Who stripped the gospel of Jesus from much of its humanity? Not entirely, we still have the sermon of the mount and other instances when Jesus talked "social justice" and "concrete acts of love" - "I was hungry and you gave me food" - to the saved ones at the final judgment day, "I was hungry and you didn't give me food" - to the damned. if we may say that way. Otherwise there wouldn't be brave souls like the Albanian Theresa to go forth and show it in India. They were inspired by that goodness in the physical life, therefore IT WAS ALSO PROMISED. But apparently, theologians of old and new used skillfully the trimmed gospels to justify a non-physical approach to Jesus and much more - to the world we are living in everyday. Thus, the promises of Jesus become surreal of some future judgment and obscure reward, and doing good only to die good.
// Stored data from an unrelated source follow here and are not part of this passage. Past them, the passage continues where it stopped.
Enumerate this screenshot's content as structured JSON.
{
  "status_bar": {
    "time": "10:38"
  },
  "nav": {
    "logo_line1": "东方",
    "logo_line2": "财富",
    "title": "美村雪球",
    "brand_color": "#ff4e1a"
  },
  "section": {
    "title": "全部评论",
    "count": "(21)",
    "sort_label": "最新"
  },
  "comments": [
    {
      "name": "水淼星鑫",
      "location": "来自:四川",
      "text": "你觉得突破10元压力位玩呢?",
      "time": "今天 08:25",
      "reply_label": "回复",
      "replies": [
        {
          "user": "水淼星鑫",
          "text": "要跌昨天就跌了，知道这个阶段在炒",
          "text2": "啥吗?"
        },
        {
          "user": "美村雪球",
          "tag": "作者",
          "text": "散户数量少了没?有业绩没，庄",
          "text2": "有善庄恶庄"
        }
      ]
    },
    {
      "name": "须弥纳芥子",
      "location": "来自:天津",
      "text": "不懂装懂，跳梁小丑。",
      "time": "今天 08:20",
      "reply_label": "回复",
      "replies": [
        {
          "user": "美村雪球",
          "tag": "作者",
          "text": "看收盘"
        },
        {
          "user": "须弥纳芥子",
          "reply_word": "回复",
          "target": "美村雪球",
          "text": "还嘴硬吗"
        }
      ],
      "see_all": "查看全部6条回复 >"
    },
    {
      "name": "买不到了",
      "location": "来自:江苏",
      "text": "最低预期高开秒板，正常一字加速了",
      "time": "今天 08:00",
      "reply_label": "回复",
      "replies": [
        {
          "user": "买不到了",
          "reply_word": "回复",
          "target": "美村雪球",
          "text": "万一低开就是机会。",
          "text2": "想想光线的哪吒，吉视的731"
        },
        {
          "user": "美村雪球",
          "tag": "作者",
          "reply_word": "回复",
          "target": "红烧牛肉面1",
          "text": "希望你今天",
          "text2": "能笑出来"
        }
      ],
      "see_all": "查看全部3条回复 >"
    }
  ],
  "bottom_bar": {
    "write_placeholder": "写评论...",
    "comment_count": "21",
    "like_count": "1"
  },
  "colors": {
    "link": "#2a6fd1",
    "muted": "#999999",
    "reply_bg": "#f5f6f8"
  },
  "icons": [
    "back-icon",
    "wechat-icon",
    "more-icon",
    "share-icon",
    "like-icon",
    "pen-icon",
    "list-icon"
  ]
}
Let remember again the words of John in his epistle who warned, whoever denies Jesus came into flesh, has the spirit of the antichrist. In t he time when many intelligent people looking for explanations of the world's absurdity, are tempted to seek antichrists as a proof of the end times, that strangely why the people want upon them, may be the place to look for such is not the right one.
There is nothing bad if the Good God promised good things to happen in this life. And He did, He promised that to Abraham and his descendants FOREVER, as well as to all nations (and people therefore) who would bless the nation of Abraham. It is that simple! Jesus never denied that. Or perhaps those who trimmed the gospels wanted him looking like denial of those promises of God for well being in this life? Christian history proves how that could be negatively accomplished, instead of what Jesus preached as Kingdom of God is among you, it already arrived.
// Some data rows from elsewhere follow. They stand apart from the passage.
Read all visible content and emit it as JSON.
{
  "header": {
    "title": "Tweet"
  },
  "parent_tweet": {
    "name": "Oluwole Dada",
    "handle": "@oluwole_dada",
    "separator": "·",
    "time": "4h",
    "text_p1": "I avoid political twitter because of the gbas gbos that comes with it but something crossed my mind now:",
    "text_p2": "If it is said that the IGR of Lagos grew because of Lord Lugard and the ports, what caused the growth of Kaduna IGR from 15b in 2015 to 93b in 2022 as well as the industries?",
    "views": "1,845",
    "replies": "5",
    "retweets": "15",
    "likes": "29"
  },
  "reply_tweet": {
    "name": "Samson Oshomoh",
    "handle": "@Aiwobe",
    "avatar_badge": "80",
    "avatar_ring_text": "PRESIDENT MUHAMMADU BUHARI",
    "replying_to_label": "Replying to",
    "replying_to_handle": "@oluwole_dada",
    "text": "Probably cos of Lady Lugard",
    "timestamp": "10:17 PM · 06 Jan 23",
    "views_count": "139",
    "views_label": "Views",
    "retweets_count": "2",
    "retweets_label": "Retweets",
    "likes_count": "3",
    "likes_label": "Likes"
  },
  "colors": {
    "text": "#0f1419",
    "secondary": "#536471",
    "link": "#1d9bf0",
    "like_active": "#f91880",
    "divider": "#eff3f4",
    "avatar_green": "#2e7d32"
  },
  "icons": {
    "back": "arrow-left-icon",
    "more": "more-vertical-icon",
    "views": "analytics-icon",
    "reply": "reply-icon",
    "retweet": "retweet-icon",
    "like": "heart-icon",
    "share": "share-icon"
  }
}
So I go back to the title of this thread. What the Christianity did so wrong, that in all those 1987 years after Jesus we saw very little of that goodness promised in the REAL LIFE, and we saw it thanks to people like Mother Theresa who walked AGAINST the mainstream of church practices at their time, every now and then? And if the Christendom did it wrong for most of those years, what is wrong if we want now to do it right? Shall we be called antichrists and his servants? It is absurd, but the team to call us that seems already formed. I have no illusion they would ever change. Seem they never accepted the quote of John as correct one. But that doesn't mean we to stop our efforts to bring the goodness in this life, the life that we should gain heaven with. Today it might be service of the poor mostly, under so many various forms not necessarily the form of Mother Theresa. Tomorrow it may take completely other form, such as believing God's promises to Abraham are going to fulfill before our eyes and for our children too.
a reply to: 2012newstart
I thought of the sacrifice of animals, why so. Compared to sacrifice of people in other religions, it is quite much more merciful, first to the people. I really don't know, it seems rooted back in the fall of Eden garden.
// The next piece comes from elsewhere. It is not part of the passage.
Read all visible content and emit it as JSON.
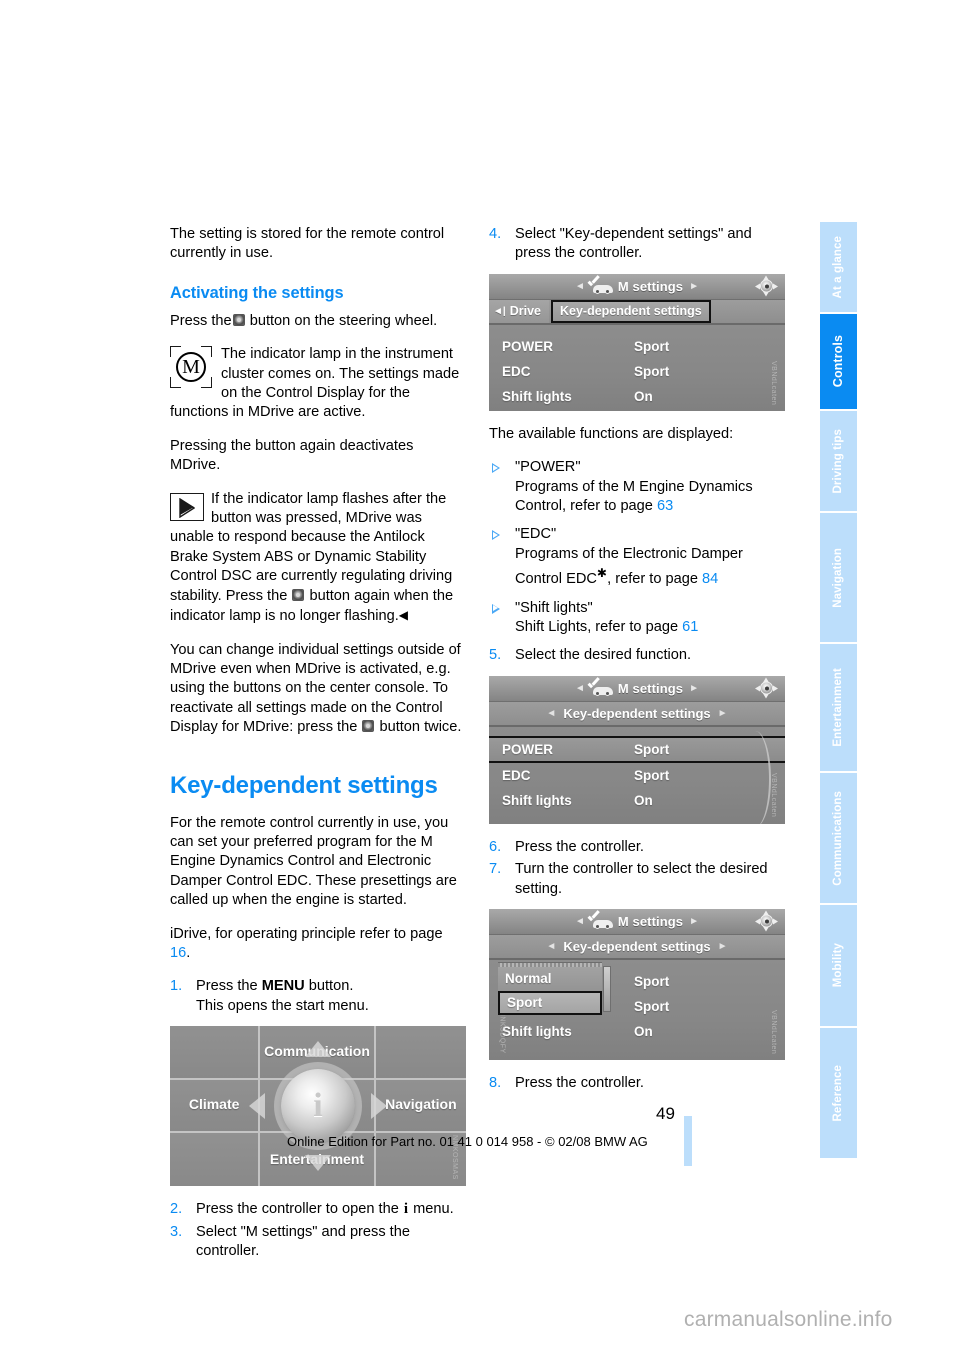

originally posted by: NOTurTypical
a reply to: enterthestage
I think you mean the 72 letter name of God, not 72 names of God. And that comes from the Talmud and Midrash, not the Tenakh. The Name of God used over 8000 times in the Tenakh is YHWH.
Jesus' Hebrew Name is Yeshua, meaning Yah is salvation. He said He came in His Father's Name, which is YHWH (Yah is short for Yahveh/Yahweh).
originally posted by: enterthestage
a reply to: NOTurTypical
"God" has at least 72 names and YHWH isn't one. Thats called the Tetragrammaton and It has a deep meaning to the Hebrews and has feminine and masculine properties.
El is the original name of God from old Canaanite mythology and he had a wife (Asherah, who later was wife of Yahweh and was worshipped in the Temple until Jeremiah (?) got rid of the Asherah pole and the Brazen serpent) and 70 little Elohims who were each God of a nation (sounds familiar right?).
Baal was his most powerful descendant out of the 72 Elohim and would eventually come to be known as Yahweh to the Hebrews but the Greeks easily recognized he was the same as the Phoenicians (Canaanite's) IAHU.
I might be off on a minor detail like spelling but nothing major and not that I am aware of. This is information available to any who want it.
originally posted by: Akragon
a reply to: enterthestage
How can God have a name IF a name is given?